NBC News Stops Just Short Of Calling Ronan Farrow A Liar Over Vetting Of Harvey Weinstein Probe

“Contrary to Farrow’s claims, his story was never cleared or approved for air by NBC News Legal or Standards,” says the Comcast-owned network division this morning in the latest blast after days of dust-ups over how now Pulitzer Prize winning Ronan Farrow’s investigation into claims of sexual harassment and sexual assault against Harvey Weinstein was handled and why the story never ran on-air.

All of which translates into the Andy Lack run organization not quite calling Farrow a liar from his pointed response last night to a supposedly definitive memo from the NBC News chairman and a fact sheet – but basically calling him a liar. Farrow, of course, took portions of the reporting that NBC News now says wasn’t ready for broadcast and lacked sources who would go before the camera to the New Yorker, where he has dropped one extensive expose on Weinstein and others after another.

On Labor Day, following days of renewed dispute over what really went down BTS in 2017,  Farrow called NBC News characterization of the events that occurred while he worked there as “misleading,” among other things.

Slashing what morning host Meghan Kelly said on-air this AM, the new release from the news unit also contradicts statements from Emily Nestor and Rose McGowan, two alleged victims of the now disgraced producer, who is facing a potential life behind bars sentence in a New York sex crimes case and numerous investigations and civil lawsuits

Ronan Farrow did not response to request from comment from Deadline on NBC News’ statement of Tuesday morning, but can’t imagine he would be embracing it, if you now what I mean?

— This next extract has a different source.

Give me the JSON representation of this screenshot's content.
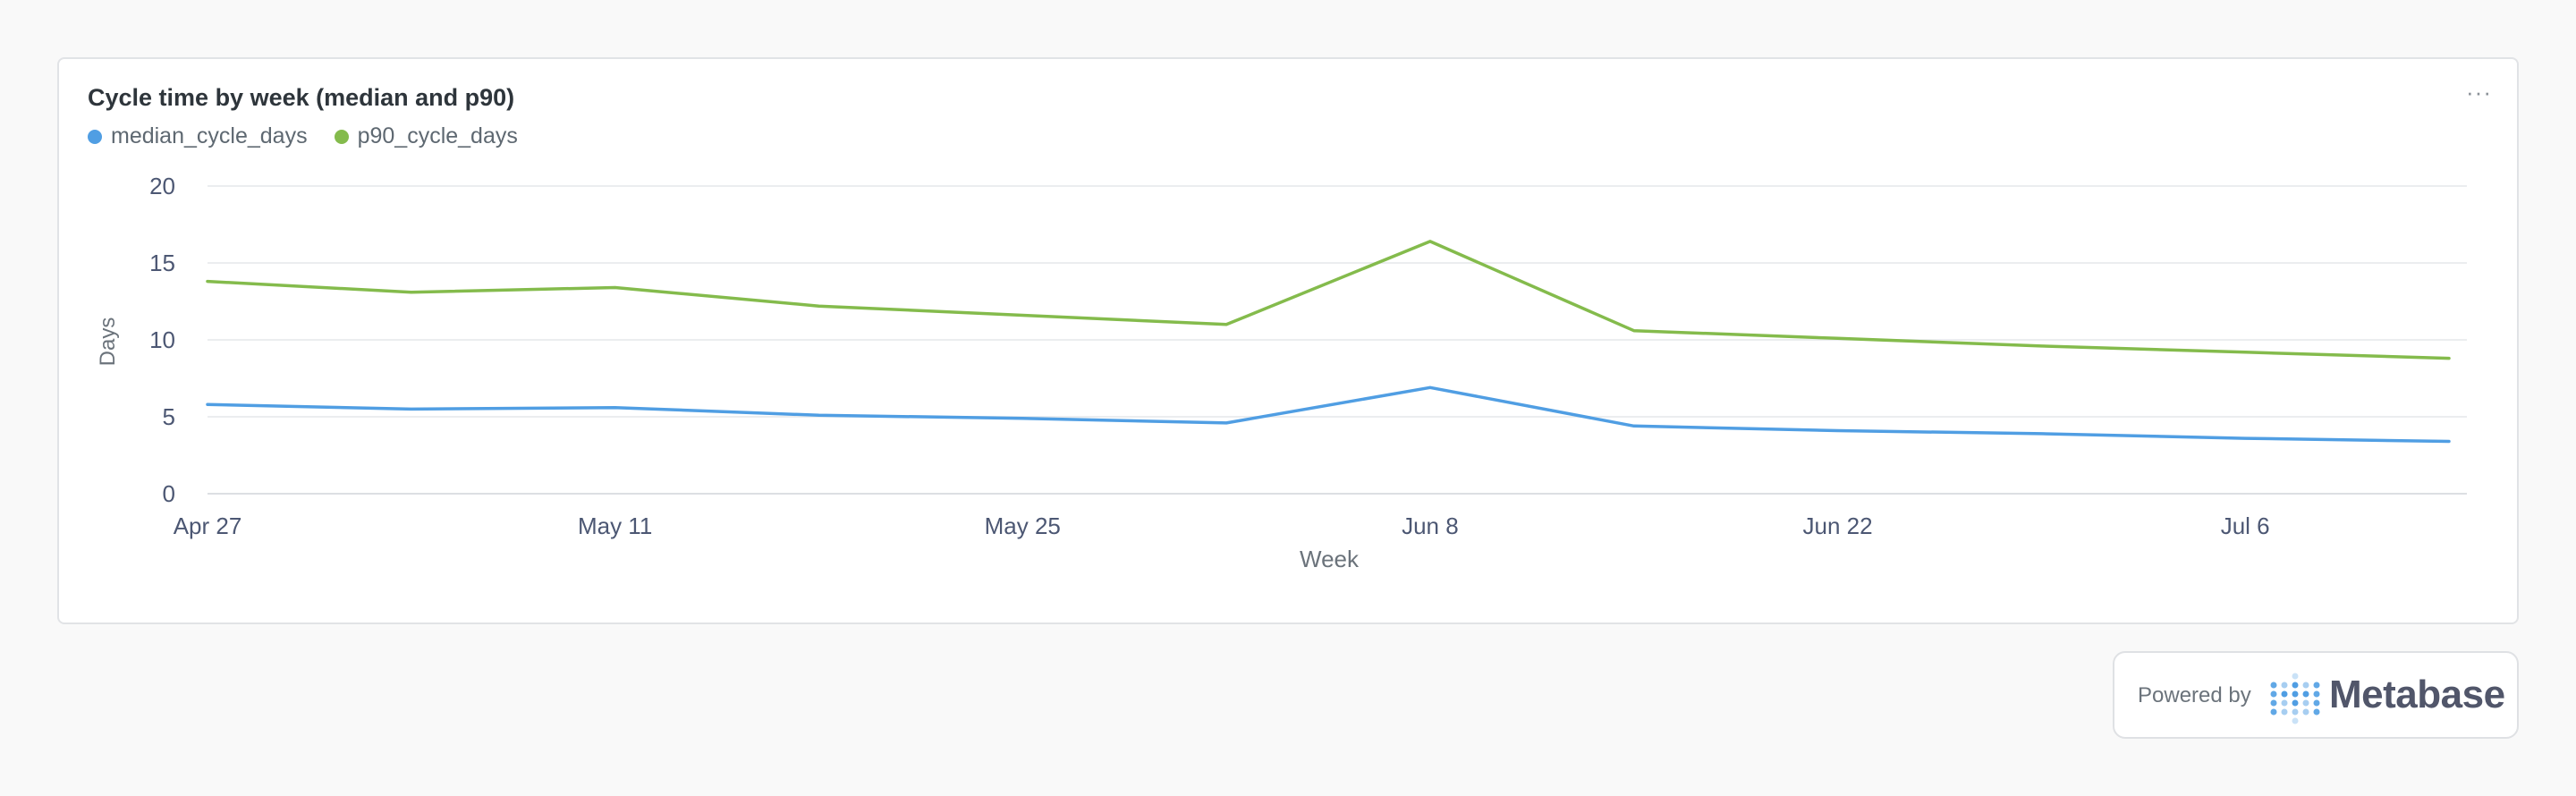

RelatedRose McGowan Opens Up About Being “Betrayed” By Asia Argento & Calls Harvey Weinstein The “Cult Leader” Of Hollywood

Read the full statement from NBC News below:

Regarding Farrow’s claim that his story was “cleared and deemed ‘reportable’ by legal and standards”:

Contrary to Farrow’s claims, his story was never cleared or approved for air by NBC News Legal or Standards. As is common practice, NBC lawyers met with him on several occasions to offer legal advice in connection with his reporting. But at no time did they render a judgment on the draft script’s readiness for air. While he was told by his editors that several elements of the draft script were technically “reportable,” he was consistently advised that – even taken together – they were not yet sufficient to air a story alleging serial sexual abuse by Harvey Weinstein without at least one victim or witness on the record. Precisely because the script was never ready for air, no one in the NBC News Standards department ever reviewed it.

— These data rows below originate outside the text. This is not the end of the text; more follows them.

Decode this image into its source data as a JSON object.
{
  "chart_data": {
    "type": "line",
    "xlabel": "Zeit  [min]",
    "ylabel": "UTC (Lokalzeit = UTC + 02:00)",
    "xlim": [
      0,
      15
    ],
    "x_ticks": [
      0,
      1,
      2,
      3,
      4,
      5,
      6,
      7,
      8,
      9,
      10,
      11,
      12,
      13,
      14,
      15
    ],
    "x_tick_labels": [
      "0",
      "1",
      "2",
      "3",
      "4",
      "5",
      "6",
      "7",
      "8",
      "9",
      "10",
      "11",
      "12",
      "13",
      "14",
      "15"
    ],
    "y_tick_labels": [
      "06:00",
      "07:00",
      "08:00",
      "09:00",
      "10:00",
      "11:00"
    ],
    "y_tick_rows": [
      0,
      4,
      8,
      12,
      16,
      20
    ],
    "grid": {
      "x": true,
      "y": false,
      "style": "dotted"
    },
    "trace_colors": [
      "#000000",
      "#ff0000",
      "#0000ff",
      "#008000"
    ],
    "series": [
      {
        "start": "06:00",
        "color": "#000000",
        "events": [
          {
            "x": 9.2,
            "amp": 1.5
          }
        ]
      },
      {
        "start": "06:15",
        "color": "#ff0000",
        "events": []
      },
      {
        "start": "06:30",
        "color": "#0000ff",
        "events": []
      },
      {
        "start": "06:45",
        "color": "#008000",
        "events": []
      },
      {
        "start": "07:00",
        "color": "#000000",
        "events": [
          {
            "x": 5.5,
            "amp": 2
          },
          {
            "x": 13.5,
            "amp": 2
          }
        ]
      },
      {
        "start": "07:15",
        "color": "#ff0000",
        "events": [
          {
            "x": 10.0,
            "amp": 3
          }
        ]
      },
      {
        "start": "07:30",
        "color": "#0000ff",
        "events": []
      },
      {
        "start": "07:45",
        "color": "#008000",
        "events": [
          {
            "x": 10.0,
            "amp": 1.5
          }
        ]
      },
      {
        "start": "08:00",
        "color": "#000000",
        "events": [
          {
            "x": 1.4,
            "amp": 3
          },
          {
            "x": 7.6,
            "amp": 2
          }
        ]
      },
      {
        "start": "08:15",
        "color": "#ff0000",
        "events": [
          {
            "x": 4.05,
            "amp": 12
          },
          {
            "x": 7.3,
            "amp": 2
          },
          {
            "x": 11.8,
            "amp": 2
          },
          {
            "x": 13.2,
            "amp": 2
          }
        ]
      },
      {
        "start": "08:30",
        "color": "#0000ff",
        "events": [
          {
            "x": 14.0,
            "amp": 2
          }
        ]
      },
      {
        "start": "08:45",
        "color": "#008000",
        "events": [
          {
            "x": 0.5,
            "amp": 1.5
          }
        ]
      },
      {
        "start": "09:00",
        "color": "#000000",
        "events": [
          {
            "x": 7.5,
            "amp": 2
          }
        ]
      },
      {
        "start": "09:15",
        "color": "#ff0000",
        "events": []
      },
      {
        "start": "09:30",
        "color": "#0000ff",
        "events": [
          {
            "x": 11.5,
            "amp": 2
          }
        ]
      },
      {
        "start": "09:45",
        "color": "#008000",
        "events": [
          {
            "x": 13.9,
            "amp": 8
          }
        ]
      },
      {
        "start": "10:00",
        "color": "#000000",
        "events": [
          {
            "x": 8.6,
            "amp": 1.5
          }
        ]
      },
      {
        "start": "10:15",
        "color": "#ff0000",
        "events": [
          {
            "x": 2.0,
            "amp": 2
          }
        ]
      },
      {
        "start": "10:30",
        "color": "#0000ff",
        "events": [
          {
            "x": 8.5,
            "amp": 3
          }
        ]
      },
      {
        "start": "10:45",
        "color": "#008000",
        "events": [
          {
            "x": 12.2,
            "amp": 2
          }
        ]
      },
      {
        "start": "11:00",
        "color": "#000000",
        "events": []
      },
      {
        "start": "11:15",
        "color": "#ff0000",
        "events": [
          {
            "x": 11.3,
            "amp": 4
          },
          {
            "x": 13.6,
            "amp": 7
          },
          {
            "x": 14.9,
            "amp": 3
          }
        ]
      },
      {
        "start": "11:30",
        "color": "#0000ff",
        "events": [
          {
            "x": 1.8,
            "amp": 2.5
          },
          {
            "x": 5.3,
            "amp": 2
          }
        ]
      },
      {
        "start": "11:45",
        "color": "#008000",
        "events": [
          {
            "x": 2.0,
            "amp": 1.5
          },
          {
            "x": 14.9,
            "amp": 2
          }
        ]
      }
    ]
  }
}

Regarding statements from Rose McGowan and Emily Nestor:

NBC News based its judgments on the draft scripts Farrow presented to editors in July and August of 2017 and all the raw notes and information he shared with his colleagues, including, significantly, the editorial review team. With regard to Emily Nestor’s statement, she is the “anonymous victim of verbal sexual harassment” referred to in the NBC News document and she was contacted during the editorial review process in mid-August by an investigative producer with two decades of experience. That producer took contemporaneous notes of their conversation and at no time then or since did Nestor tell her or NBC News she was willing to be named. NBC News of course respected and honored that decision.

Regarding Rose McGowan, as the interview transcript clearly indicates, she did not name Weinstein as her attacker on camera in the February 2017 interview or any time after that. The first time Farrow submitted a draft script on the Weinstein story was five months later, on July 23, 2017. If Farrow had McGowan naming Weinstein on the record but off-camera before that date, and wanted to proceed with airing a story, he did not submit one to his editors. The July 23 draft script, for the first time, included a reference to McGowan naming Weinstein off camera “in subsequent conversations.” (It also included several other assertions that quickly did not hold up to scrutiny, including some that were soon found to be contradicted by Farrow’s own interview transcripts, as described in the accompanying document.) Within days of that July 23 draft script being submitted, while Farrow attempted to get McGowan to name Weinstein on camera, she cancelled a follow up interview and her attorney sent NBC a cease and desist letter revoking all permission to use any material related to her.